“Women Love Cashmere”
Sorry for the gap in posting; I was in drunken stupors. “Albert” is the subject of today’s story; he’s in his late 20s now, but reminisced with me about the good times he had during his college years.
Albert says he was raised a “good Protestant Presbyterian, very by-the-book.” He didn’t have a very wild time in high school, but then he went away to college and “experimented” with drugs and alcohol. (The college was in a small city in the south.) During this time period, he was able to overcome his “Calvinist upbringing,” and from about 1999 to 2001, he “found [him]self getting laid all the time.” I asked, “Did 9/11 ruin it?” He replied, “It did.” You know, when thousands of Americans lost their lives in a brutal terrorist attack, I was too busy being all paranoid about Bush to be suitably mad at the hijackers. People would be all like, “They hate our freedom,” and I thought it was mindless jingoism. Now I can totally see it, though. Islamic fundamentalists do hate our freedom. Going to college and getting laid a lot might improve their attitude.

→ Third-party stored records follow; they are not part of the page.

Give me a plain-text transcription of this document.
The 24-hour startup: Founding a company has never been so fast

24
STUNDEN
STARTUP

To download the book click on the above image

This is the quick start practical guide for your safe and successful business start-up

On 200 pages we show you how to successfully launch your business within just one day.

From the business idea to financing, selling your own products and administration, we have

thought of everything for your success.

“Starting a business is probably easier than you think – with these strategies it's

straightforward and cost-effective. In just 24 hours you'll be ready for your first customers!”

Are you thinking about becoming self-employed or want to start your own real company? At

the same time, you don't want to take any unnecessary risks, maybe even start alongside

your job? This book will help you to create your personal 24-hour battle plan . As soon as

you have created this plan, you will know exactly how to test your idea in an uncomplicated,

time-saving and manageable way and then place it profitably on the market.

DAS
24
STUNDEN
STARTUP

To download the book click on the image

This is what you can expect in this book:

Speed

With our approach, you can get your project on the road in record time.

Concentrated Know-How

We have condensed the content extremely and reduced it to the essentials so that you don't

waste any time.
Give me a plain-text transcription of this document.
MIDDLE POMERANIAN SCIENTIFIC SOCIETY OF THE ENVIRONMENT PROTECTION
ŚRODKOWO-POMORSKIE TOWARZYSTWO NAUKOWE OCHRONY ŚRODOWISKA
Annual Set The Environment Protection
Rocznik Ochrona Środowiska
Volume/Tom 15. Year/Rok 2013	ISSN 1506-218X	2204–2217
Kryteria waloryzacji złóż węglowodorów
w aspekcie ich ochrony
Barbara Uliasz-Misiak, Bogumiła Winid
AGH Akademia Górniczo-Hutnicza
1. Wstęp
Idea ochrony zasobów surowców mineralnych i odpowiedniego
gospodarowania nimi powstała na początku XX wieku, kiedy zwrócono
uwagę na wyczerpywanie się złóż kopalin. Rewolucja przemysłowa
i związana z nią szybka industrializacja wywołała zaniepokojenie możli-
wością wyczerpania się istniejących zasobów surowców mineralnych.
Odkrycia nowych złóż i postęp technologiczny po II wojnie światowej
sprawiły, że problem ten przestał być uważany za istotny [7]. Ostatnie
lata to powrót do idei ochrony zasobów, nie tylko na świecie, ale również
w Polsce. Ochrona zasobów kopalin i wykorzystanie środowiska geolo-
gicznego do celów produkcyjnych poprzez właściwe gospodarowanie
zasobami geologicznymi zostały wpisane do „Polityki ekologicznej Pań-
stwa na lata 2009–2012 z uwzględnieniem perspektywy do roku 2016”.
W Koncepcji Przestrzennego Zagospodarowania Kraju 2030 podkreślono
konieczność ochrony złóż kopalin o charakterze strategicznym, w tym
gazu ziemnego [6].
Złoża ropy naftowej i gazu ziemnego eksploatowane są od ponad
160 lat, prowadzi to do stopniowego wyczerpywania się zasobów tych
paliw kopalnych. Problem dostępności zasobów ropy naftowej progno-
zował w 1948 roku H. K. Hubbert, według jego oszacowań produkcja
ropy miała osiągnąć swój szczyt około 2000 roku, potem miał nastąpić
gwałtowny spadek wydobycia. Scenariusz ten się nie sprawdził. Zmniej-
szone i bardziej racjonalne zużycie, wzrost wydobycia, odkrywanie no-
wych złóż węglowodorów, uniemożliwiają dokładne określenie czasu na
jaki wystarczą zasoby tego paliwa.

Before all that went down, however, Albert’s campus was a paradise for the carefree drunkard he had become. How did he make himself over? Perhaps, like me, you’ve been watching the new season of The Pickup Artist, and have been disheartened by the execrable fashions in which Mystery and his contestants display themselves. (Seriously, this is an amazing show, but I don’t need to see men wearing a bunch of labret piercings, fur top hats, and bedazzled t-shirts! What a mess!) If that’s the case, you will be glad to know that Albert seduced a quite respectable volume of women while attired in classic masculine styles.

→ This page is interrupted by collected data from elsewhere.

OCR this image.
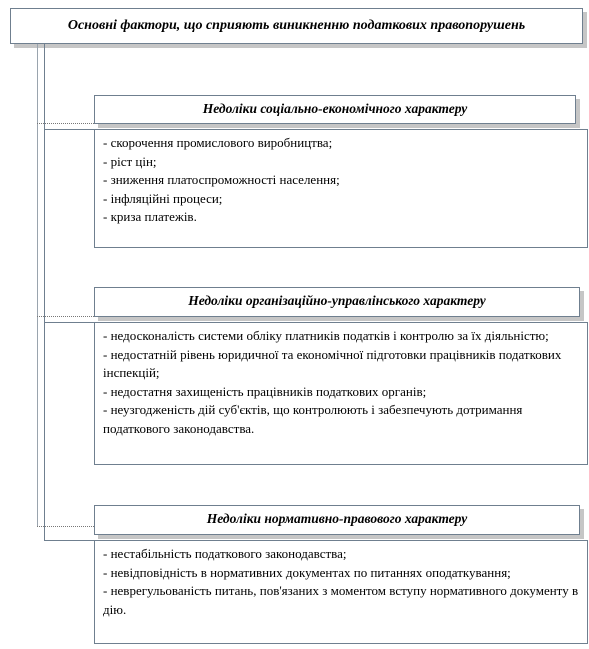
Основні фактори, що сприяють виникненню податкових правопорушень
Недоліки соціально-економічного характеру
- скорочення промислового виробництва;
- ріст цін;
- зниження платоспроможності населення;
- інфляційні процеси;
- криза платежів.
Недоліки організаційно-управлінського характеру
- недосконалість системи обліку платників податків і контролю за їх діяльністю;
- недостатній рівень юридичної та економічної підготовки працівників податкових інспекцій;
- недостатня захищеність працівників податкових органів;
- неузгодженість дій суб'єктів, що контролюють і забезпечують дотримання податкового законодавства.
Недоліки нормативно-правового характеру
- нестабільність податкового законодавства;
- невідповідність в нормативних документах по питаннях оподаткування;
- неврегульованість питань, пов'язаних з моментом вступу нормативного документу в дію.
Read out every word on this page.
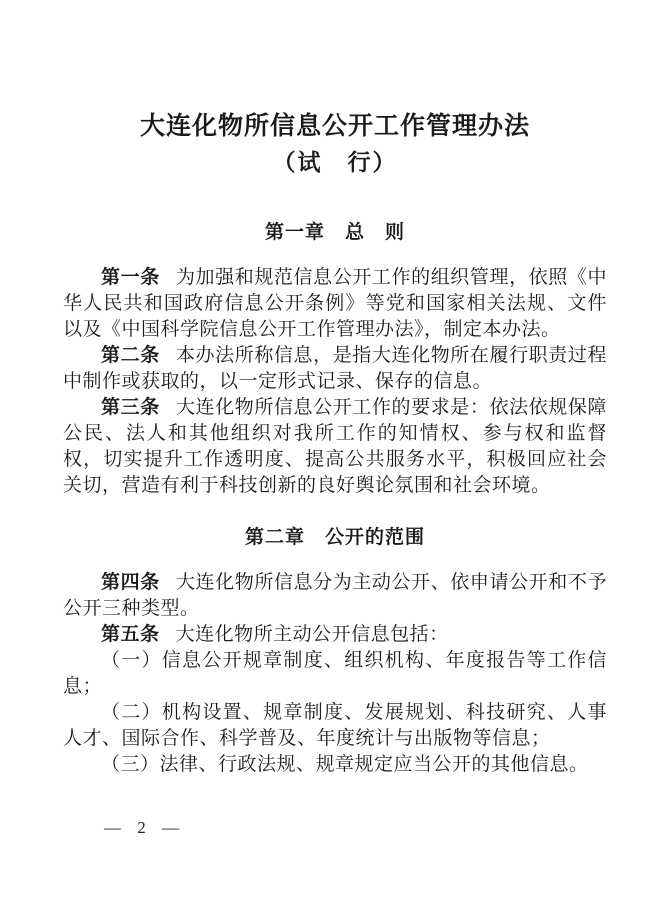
大连化物所信息公开工作管理办法
（试　行）
第一章　总　则

第一条 为加强和规范信息公开工作的组织管理，依照《中华人民共和国政府信息公开条例》等党和国家相关法规、文件以及《中国科学院信息公开工作管理办法》，制定本办法。

第二条 本办法所称信息，是指大连化物所在履行职责过程中制作或获取的，以一定形式记录、保存的信息。

第三条 大连化物所信息公开工作的要求是：依法依规保障公民、法人和其他组织对我所工作的知情权、参与权和监督权，切实提升工作透明度、提高公共服务水平，积极回应社会关切，营造有利于科技创新的良好舆论氛围和社会环境。

第二章　公开的范围

第四条 大连化物所信息分为主动公开、依申请公开和不予公开三种类型。

第五条 大连化物所主动公开信息包括：

（一）信息公开规章制度、组织机构、年度报告等工作信息；

（二）机构设置、规章制度、发展规划、科技研究、人事人才、国际合作、科学普及、年度统计与出版物等信息；

（三）法律、行政法规、规章规定应当公开的其他信息。

— 2 —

First of all, he acknowledges that “it could be the beard” that did it. He still has it now, but in the younger age range, a lot of guys aren’t able to grow them, and anyone who can has a Darwinian advantage. Listen up, haters: A lush, full beard is a total panty-dropper. In addition, though, his usual look consisted of khaki pants, a button-up shirt, and a v-neck cashmere sweater. He would get these sweaters at thrift stores, so he had enough of them to wear out every weekend. If it wasn’t the beard, it was the sweaters: “Women love cashmere.”
(Above, an example of a good-looking beard, for demonstration purposes; that is not Albert. Imagine if it were, though! I’d marry him.)

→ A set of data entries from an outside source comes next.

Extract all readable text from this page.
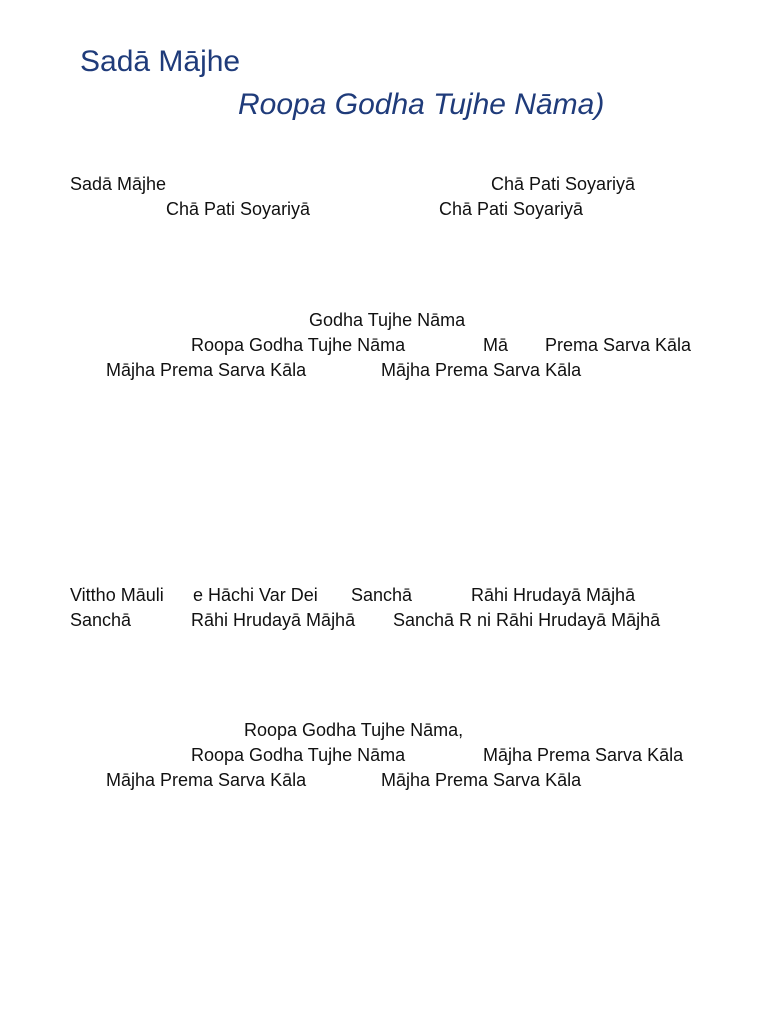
Sadā Mājhe
Roopa Godha Tujhe Nāma)
Sadā Mājhe	Chā Pati Soyariyā
Chā Pati Soyariyā	Chā Pati Soyariyā
Godha Tujhe Nāma
Roopa Godha Tujhe Nāma	Mā Prema Sarva Kāla
Mājha Prema Sarva Kāla	Mājha Prema Sarva Kāla
Vittho Māuli e Hāchi Var Dei Sanchā	Rāhi Hrudayā Mājhā
Sanchā	Rāhi Hrudayā Mājhā Sanchā R ni Rāhi Hrudayā Mājhā
Roopa Godha Tujhe Nāma,
Roopa Godha Tujhe Nāma	Mājha Prema Sarva Kāla
Mājha Prema Sarva Kāla	Mājha Prema Sarva Kāla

Our protagonist would wear usually muted colors, but accessorize the outfit with a brightly colored scarf. I approve of this look — it’s well-thought-out and dapper. His various hookups would happen when he’d go to friends’ parties. He would go outside to smoke and “the gals would be there.” As he points out, “I’m a pretty gregarious guy.” He would get talking to these gals, probably they would want to handle him because of his pleasantly soft exterior, and the next thing you know they’re making out.
Albert remembers one incident in particular. He and his roommates had a big party at their place. He had invited his co-workers at the restaurant he worked at. One of these was an older woman, about 32. (She was a waitress, he was a host.) He had never thought of her in a romantic way before, but started to do so quickly: He ran into her in the bathroom, as she was heading out and he was going in. He opened the door, and she was drying her hands. He was wearing a pair of big aviator sunglasses, and she said “nice sunglasses.”
Since she liked them so much, he put them on her. They started slipping down her face — he has a big head — and he said “you look hot.” The next thing you know, they were making out. They didn’t go all the way in the bathroom, but they didn’t need to: His bedroom was only seven steps away. At this point my notes become intelligible, because I was experimenting with alcohol when I took them, but I assume they had a good time.